Ilustración: Javier Joaquín
Ilustración: Javier Joaquín

Robots que bailan o acompañan bailarines en el escenario, algoritmos que generan música o pinturas, inteligencia artificial aplicada en la elaboración de artículos periodísticos, y que incluso se adentra en el complejo territorio de la literatura. Antes cualquiera de estos ejemplos podía parecer extraído de un relato de ciencia ficción, hoy la creación artística por parte de computadoras es un floreciente y cada vez más explorado campo.

Mientras las posibilidades se multiplican, un panorama desafiante se despliega ante nosotros: por un lado, la búsqueda por ganar complejidad en estas tareas y un mayor entendimiento de las nuevas tecnologías y su funcionamiento; por otro, la aparición de una miríada de interrogantes a medida que la vieja división que separaba las tareas creativas (realizadas por el hombre) de las automáticas y seriales (realizadas por las máquinas) se desdibuja vertiginosamente. ¿Pueden las máquinas ser creativas? ¿Qué implicancias productivas y filosóficas conllevan esos desarrollos? ¿Ya es posible hablar de un nuevo paradigma de producción artística? ¿Cómo afecta esto nuestra idea de la creación?

Hace unos días la revista Time reportó que pequeños robots inteligentes de 43,8 centímetros de alto establecieron un récord en el libro Guinness bailando al unísono. Pero esto no es todo: el año pasado, la coreógrafa Blanca Li presentó, en la Brooklyn Academy of Music (BAM) de Nueva York, la obra Robot, en la que siete robots humanoides se contorsionaban en compañía de partenaires humanos. El mismo año, la agencia de noticias Associated Press anunció que estaba usando software para generar artículos mediante la recolección automática y el procesamiento de datos. Automated Insights o Narrative Science son algunas de las compañías que ofrecen la posibilidad de crear "historias" de bajo nivel de elaboración (reportes financieros o estadísticas deportivas) para ser publicadas.
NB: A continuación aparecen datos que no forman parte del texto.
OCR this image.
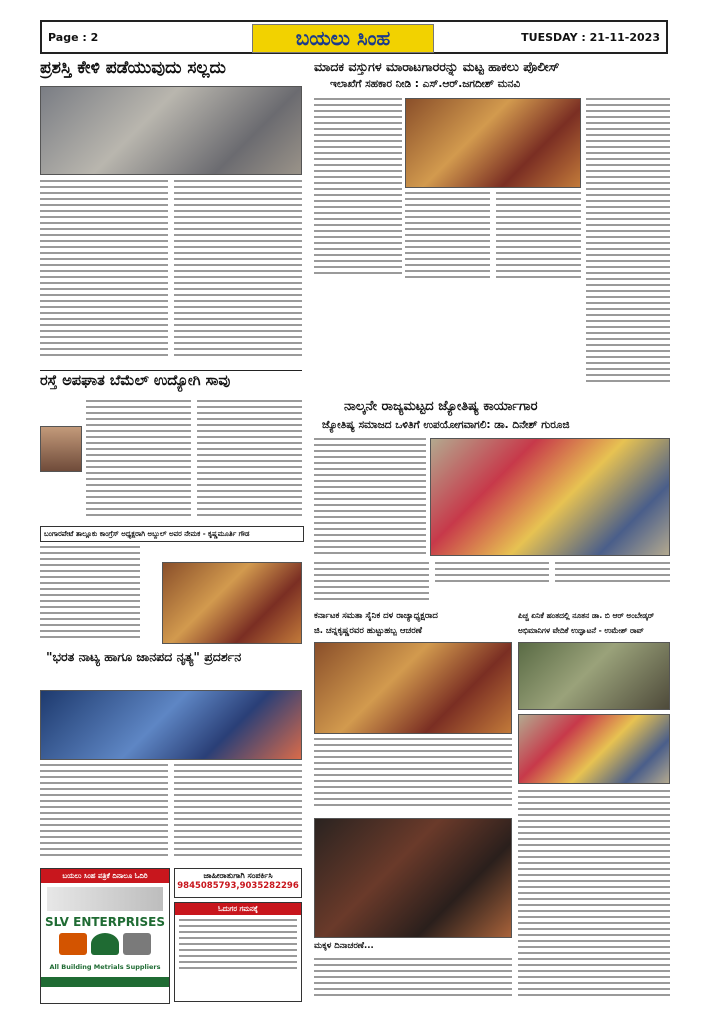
Page : 2	ಬಯಲು ಸಿಂಹ	TUESDAY : 21-11-2023
ಪ್ರಶಸ್ತಿ ಕೇಳಿ ಪಡೆಯುವುದು ಸಲ್ಲದು	ಮಾದಕ ವಸ್ತುಗಳ ಮಾರಾಟಗಾರರನ್ನು ಮಟ್ಟ ಹಾಕಲು ಪೊಲೀಸ್
ಇಲಾಖೆಗೆ ಸಹಕಾರ ನೀಡಿ : ಎಸ್.ಆರ್.ಜಗದೀಶ್ ಮನವಿ
ರಸ್ತೆ ಅಪಘಾತ ಬೆಮೆಲ್ ಉದ್ಯೋಗಿ ಸಾವು
ನಾಲ್ಕನೇ ರಾಜ್ಯಮಟ್ಟದ ಜ್ಯೋತಿಷ್ಯ ಕಾರ್ಯಾಗಾರ
ಜ್ಯೋತಿಷ್ಯ ಸಮಾಜದ ಒಳಿತಿಗೆ ಉಪಯೋಗವಾಗಲಿ: ಡಾ. ದಿನೇಶ್ ಗುರೂಜಿ
ಬಂಗಾರಪೇಟೆ ತಾಲ್ಲೂಕು ಕಾಂಗ್ರೆಸ್ ಅಧ್ಯಕ್ಷರಾಗಿ ಅಬ್ದುಲ್ ಅವರ ನೇಮಕ - ಕೃಷ್ಣಮೂರ್ತಿ ಗೌಡ
"ಭರತ ನಾಟ್ಯ ಹಾಗೂ ಜಾನಪದ ನೃತ್ಯ" ಪ್ರದರ್ಶನ
ಬಯಲು ಸಿಂಹ ಪತ್ರಿಕೆ ದಿನಾಲೂ ಓದಿರಿ
SLV ENTERPRISES
All Building Metrials Suppliers
ಜಾಹೀರಾತುಗಾಗಿ ಸಂಪರ್ಕಿಸಿ
9845085793,9035282296
ಓದುಗರ ಗಮನಕ್ಕೆ
ಕರ್ನಾಟಕ ಸಮತಾ ಸೈನಿಕ ದಳ ರಾಜ್ಯಾಧ್ಯಕ್ಷರಾದ
ಜಿ. ಚನ್ನಕೃಷ್ಣರವರ ಹುಟ್ಟುಹಬ್ಬ ಆಚರಣೆ
ಪಿಚ್ಚ ಏನಿಕೆ ಹಂತದಲ್ಲಿ ನೂತನ ಡಾ. ಬಿ ಆರ್ ಅಂಬೇಡ್ಕರ್
ಅಭಿಮಾನಿಗಳ ವೇದಿಕೆ ಉದ್ಘಾಟನೆ - ಉಮೇಶ್ ರಾವ್
ಮಕ್ಕಳ ದಿನಾಚರಣೆ...
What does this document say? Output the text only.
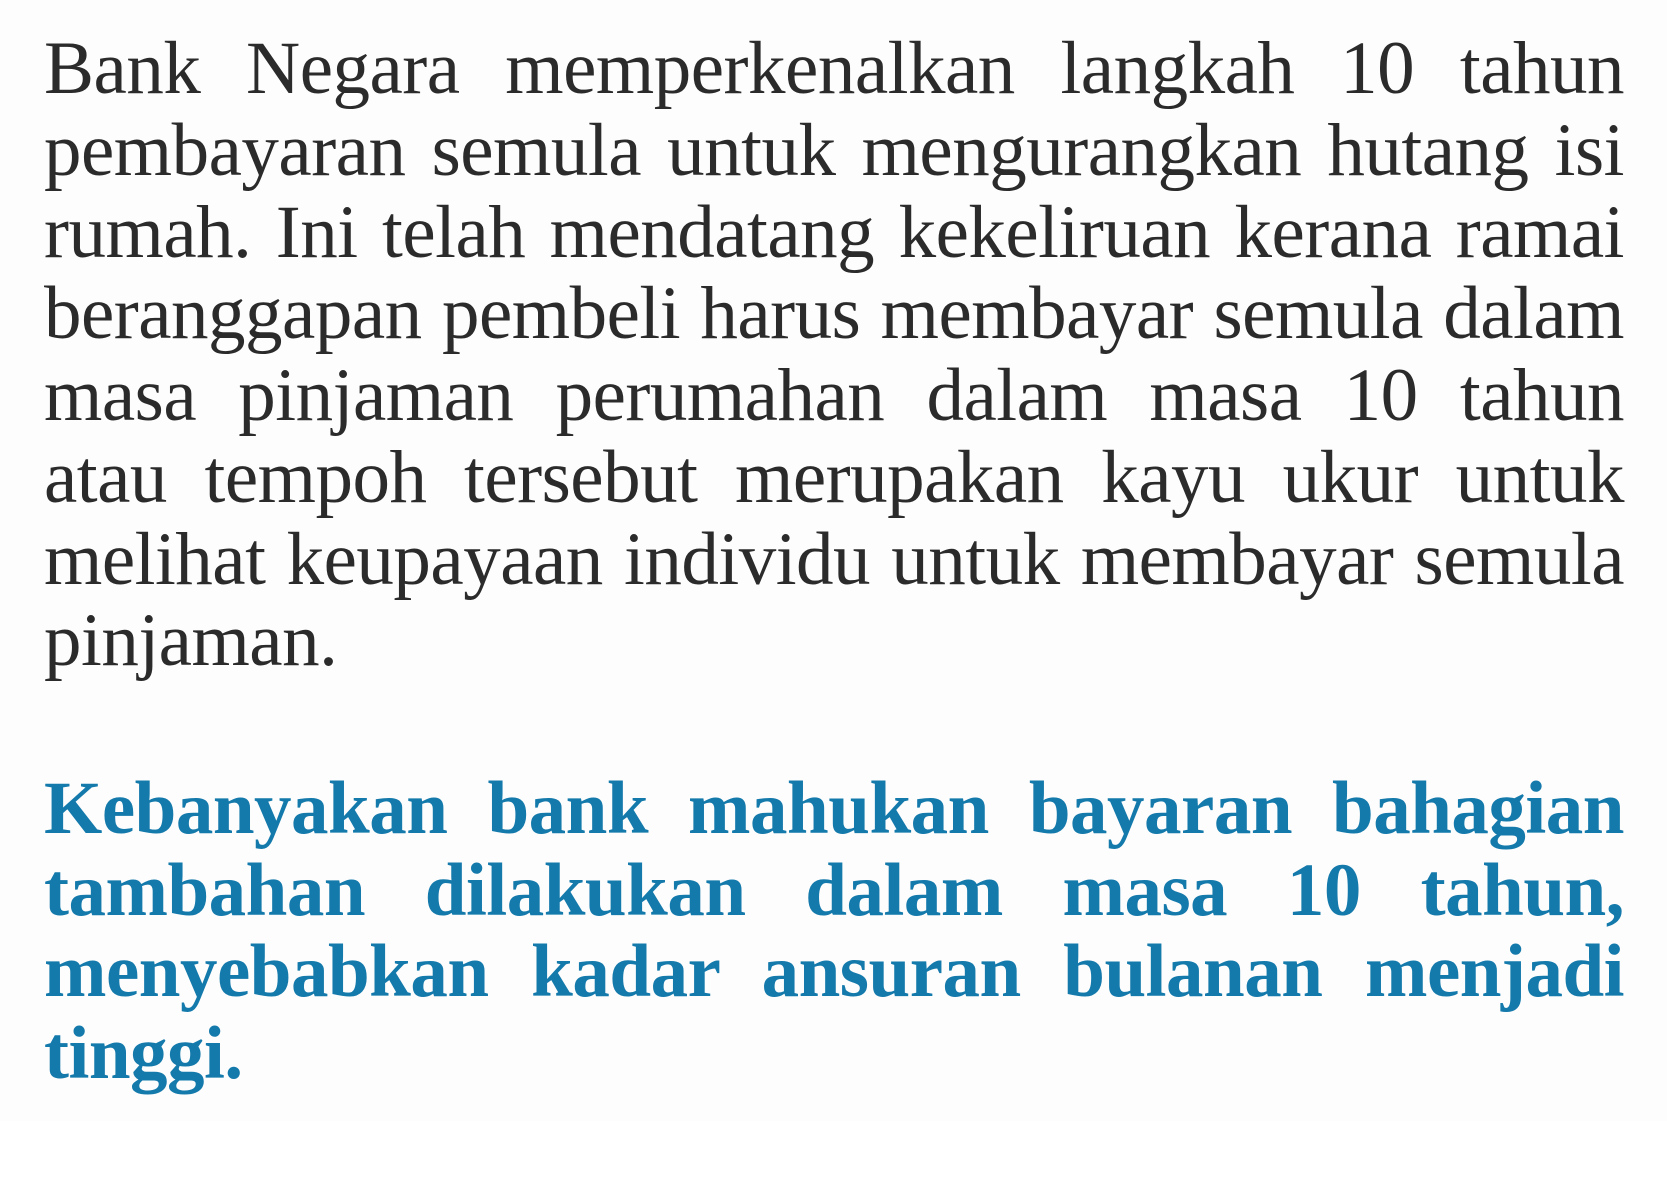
Bank Negara memperkenalkan langkah 10 tahun pembayaran semula untuk mengurangkan hutang isi rumah. Ini telah mendatang kekeliruan kerana ramai beranggapan pembeli harus membayar semula dalam masa pinjaman perumahan dalam masa 10 tahun atau tempoh tersebut merupakan kayu ukur untuk melihat keupayaan individu untuk membayar semula pinjaman.

Kebanyakan bank mahukan bayaran bahagian tambahan dilakukan dalam masa 10 tahun, menyebabkan kadar ansuran bulanan menjadi tinggi.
Desde hace unos años, además, ya se están realizando exploraciones en terrenos más sofisticados como libros de no ficción o poemas. Sin ir más lejos, el Computational Story Lab de la Universidad de Vermont realizó un experimento que demuestra el creciente interés por saber qué piensan las computadoras de Frankenstein o Hamlet: crearon un "hedonómetro" que se vale del análisis de los sentimientos que despiertan distintos tipos de relatos para mapear los arcos narrativos de más de 1700 historias del Proyecto Gutenberg. Los hallazgos, que también fueron debatidos en el MIT, indican que existen seis tipos diferentes de arcos narrativos según el impacto emocional que generan, aunque se hace la salvedad de que analizar las ficciones bajo un rango binario (feliz o triste) deja mucha sutileza afuera.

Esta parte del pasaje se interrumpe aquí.